Offen bleibe Gilgen zufolge, was – abseits der derzeitigen Aufmerksamkeit – die Zusammenarbeit für die Marke Omega bringt. „Wer 5.000 Franken und mehr für eine Omega Speedmaster bezahlt hat, nervt sich möglicherweise über die MoonSwatch“, zitiert 20 Minuten den Experten – denn wer das Original besitze, fühle sich „oft auch als Teil eines exklusiven Klubs, der nun plötzlich für alle zugänglich“ sei.
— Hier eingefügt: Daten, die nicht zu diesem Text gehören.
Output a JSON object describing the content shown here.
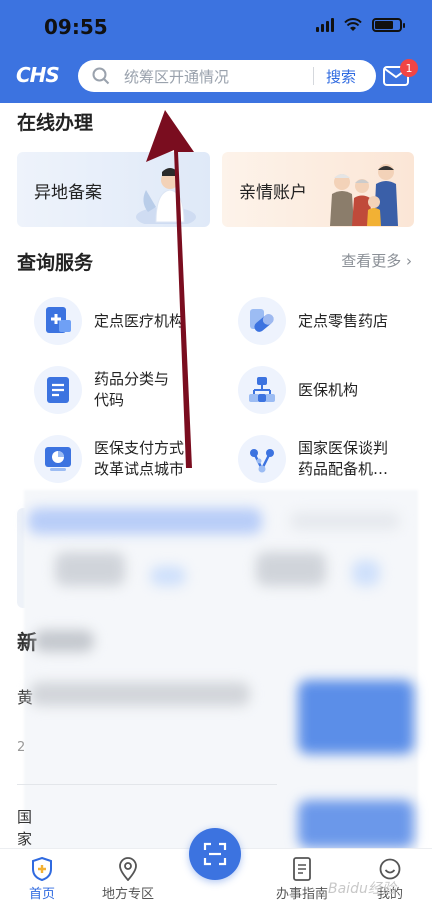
{
  "status_bar": {
    "time": "09:55"
  },
  "header": {
    "logo": "CHS",
    "search_placeholder": "统筹区开通情况",
    "search_button": "搜索",
    "notification_count": "1"
  },
  "online": {
    "title": "在线办理",
    "cards": [
      {
        "label": "异地备案"
      },
      {
        "label": "亲情账户"
      }
    ]
  },
  "query": {
    "title": "查询服务",
    "more": "查看更多 ›",
    "services": [
      {
        "label": "定点医疗机构",
        "icon": "hospital-icon"
      },
      {
        "label": "定点零售药店",
        "icon": "pill-icon"
      },
      {
        "label": "药品分类与\n代码",
        "icon": "document-icon"
      },
      {
        "label": "医保机构",
        "icon": "org-icon"
      },
      {
        "label": "医保支付方式\n改革试点城市",
        "icon": "pie-chart-icon"
      },
      {
        "label": "国家医保谈判\n药品配备机…",
        "icon": "network-icon"
      }
    ]
  },
  "blurred_section": {
    "title_fragment": "新",
    "row1_fragment": "黄",
    "row2_fragment": "2",
    "row3_fragment": "国\n家"
  },
  "tabbar": {
    "tabs": [
      {
        "label": "首页",
        "active": true
      },
      {
        "label": "地方专区",
        "active": false
      },
      {
        "label": "办事指南",
        "active": false
      },
      {
        "label": "我的",
        "active": false
      }
    ]
  },
  "watermark": "Baidu经验",
  "colors": {
    "brand": "#3c73e0",
    "arrow": "#7a0d1f",
    "badge": "#f04545"
  }
}
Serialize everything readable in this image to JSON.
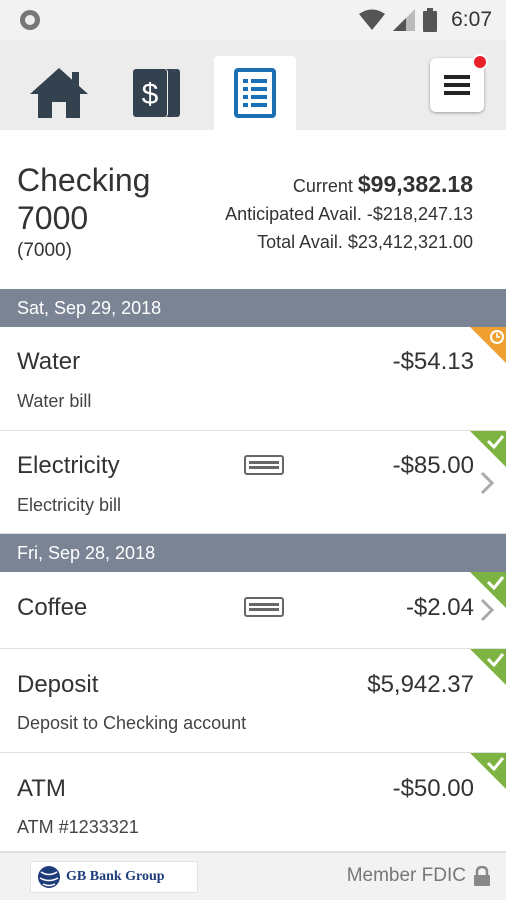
{
  "status_bar": {
    "time": "6:07"
  },
  "account": {
    "name": "Checking 7000",
    "number": "(7000)",
    "current_label": "Current",
    "current_value": "$99,382.18",
    "anticipated": "Anticipated Avail. -$218,247.13",
    "total": "Total Avail. $23,412,321.00"
  },
  "groups": [
    {
      "date": "Sat, Sep 29, 2018",
      "items": [
        {
          "name": "Water",
          "description": "Water bill",
          "amount": "-$54.13",
          "status": "pending"
        },
        {
          "name": "Electricity",
          "description": "Electricity bill",
          "amount": "-$85.00",
          "status": "cleared"
        }
      ]
    },
    {
      "date": "Fri, Sep 28, 2018",
      "items": [
        {
          "name": "Coffee",
          "description": "",
          "amount": "-$2.04",
          "status": "cleared"
        },
        {
          "name": "Deposit",
          "description": "Deposit to Checking account",
          "amount": "$5,942.37",
          "status": "cleared"
        },
        {
          "name": "ATM",
          "description": "ATM #1233321",
          "amount": "-$50.00",
          "status": "cleared"
        }
      ]
    }
  ],
  "footer": {
    "logo_text": "GB Bank Group",
    "member": "Member FDIC"
  },
  "colors": {
    "accent": "#1a6fb5",
    "header_bg": "#7a8494",
    "cleared": "#7cb342",
    "pending": "#f0a030",
    "badge": "#e8202a"
  },
  "icons": [
    "home-icon",
    "dollar-card-icon",
    "transactions-icon",
    "menu-icon",
    "card-icon",
    "chevron-right-icon",
    "check-icon",
    "clock-icon",
    "lock-icon"
  ]
}
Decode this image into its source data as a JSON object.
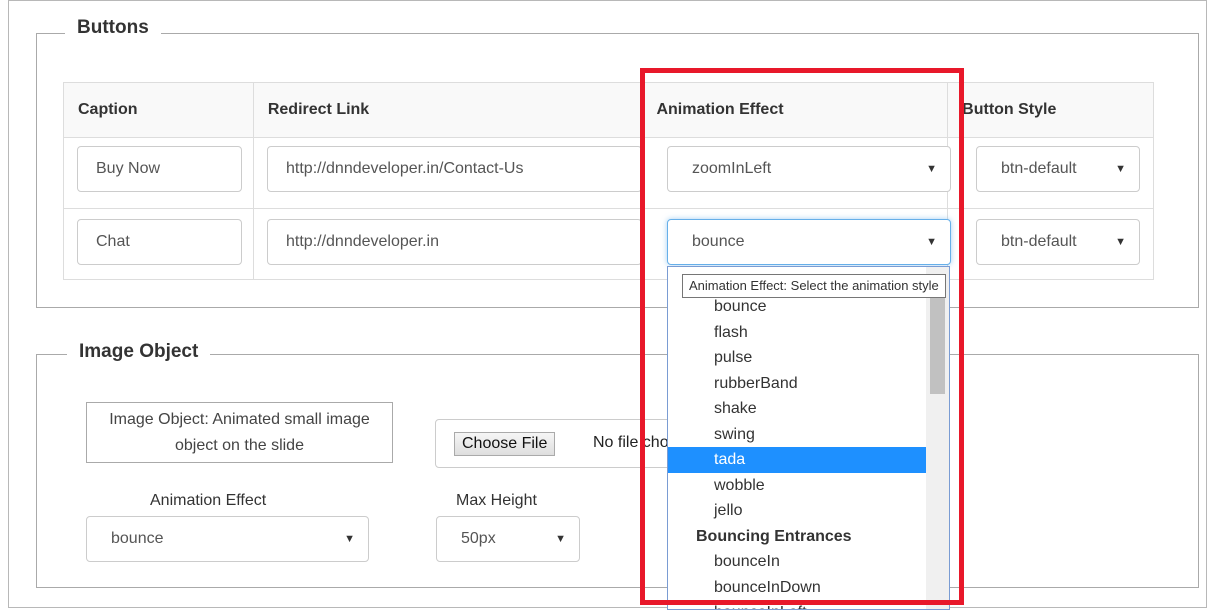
{
  "buttons_section": {
    "legend": "Buttons",
    "headers": {
      "caption": "Caption",
      "redirect_link": "Redirect Link",
      "animation_effect": "Animation Effect",
      "button_style": "Button Style"
    },
    "rows": [
      {
        "caption": "Buy Now",
        "link": "http://dnndeveloper.in/Contact-Us",
        "animation": "zoomInLeft",
        "style": "btn-default"
      },
      {
        "caption": "Chat",
        "link": "http://dnndeveloper.in",
        "animation": "bounce",
        "style": "btn-default"
      }
    ]
  },
  "animation_dropdown": {
    "tooltip": "Animation Effect: Select the animation style",
    "options": [
      "bounce",
      "flash",
      "pulse",
      "rubberBand",
      "shake",
      "swing",
      "tada",
      "wobble",
      "jello"
    ],
    "selected": "tada",
    "group_label": "Bouncing Entrances",
    "group_options": [
      "bounceIn",
      "bounceInDown",
      "bounceInLeft"
    ]
  },
  "image_section": {
    "legend": "Image Object",
    "description": "Image Object: Animated small image object on the slide",
    "file_button": "Choose File",
    "file_status": "No file chosen",
    "animation_label": "Animation Effect",
    "animation_value": "bounce",
    "max_height_label": "Max Height",
    "max_height_value": "50px"
  },
  "colors": {
    "highlight": "#e8182a",
    "selected_option": "#1e90ff",
    "focus_border": "#66afe9"
  },
  "icons": {
    "select_caret": "caret-down-icon"
  }
}
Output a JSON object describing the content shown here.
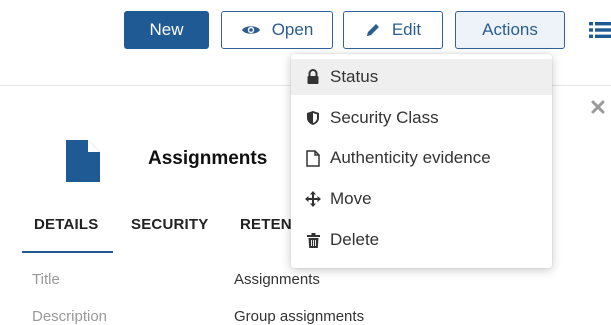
{
  "toolbar": {
    "new_label": "New",
    "open_label": "Open",
    "edit_label": "Edit",
    "actions_label": "Actions"
  },
  "record": {
    "title": "Assignments",
    "icon": "document-icon"
  },
  "tabs": [
    {
      "label": "DETAILS",
      "active": true
    },
    {
      "label": "SECURITY",
      "active": false
    },
    {
      "label": "RETEN",
      "active": false
    }
  ],
  "fields": [
    {
      "label": "Title",
      "value": "Assignments"
    },
    {
      "label": "Description",
      "value": "Group assignments"
    }
  ],
  "actions_menu": {
    "items": [
      {
        "label": "Status",
        "icon": "lock-icon",
        "highlighted": true
      },
      {
        "label": "Security Class",
        "icon": "shield-icon",
        "highlighted": false
      },
      {
        "label": "Authenticity evidence",
        "icon": "file-icon",
        "highlighted": false
      },
      {
        "label": "Move",
        "icon": "move-arrows-icon",
        "highlighted": false
      },
      {
        "label": "Delete",
        "icon": "trash-icon",
        "highlighted": false
      }
    ]
  },
  "colors": {
    "primary": "#1f5a94",
    "outline": "#2f6399",
    "menu_highlight": "#efefef"
  }
}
Würdigung für „Retter unserer Branche“

„Die ‚MoonSwatch‘-Kollektion würdigt die Retter unserer Branche auf eine witzige, zugängliche Art“, zitiert die „Neue Zürcher Zeitung“ ("NZZ) Omega-Chef Raynald Aechlimann. Ohne Swatch würde es Omega womöglich gar nicht mehr geben, so die Zeitung mit Verweis auf die Rolle von Swatch für die einst „unter der Quarz-Revolution leidende Schweizer Uhrenindustrie“.

Ein Quartzwerk tickt nun auch in der MoonSwatch – somit reicht diese auch wieder nur bedingt an das Original heran. Zwar seien alle wichtigen Designmerkmale vorhanden und etwa auch die charakteristischen Speedmaster-Totalisatoren absolut funktionstüchtig, so die „NZZ“: Automatikwerk gibt es zum Diskontpreis allerdings keines.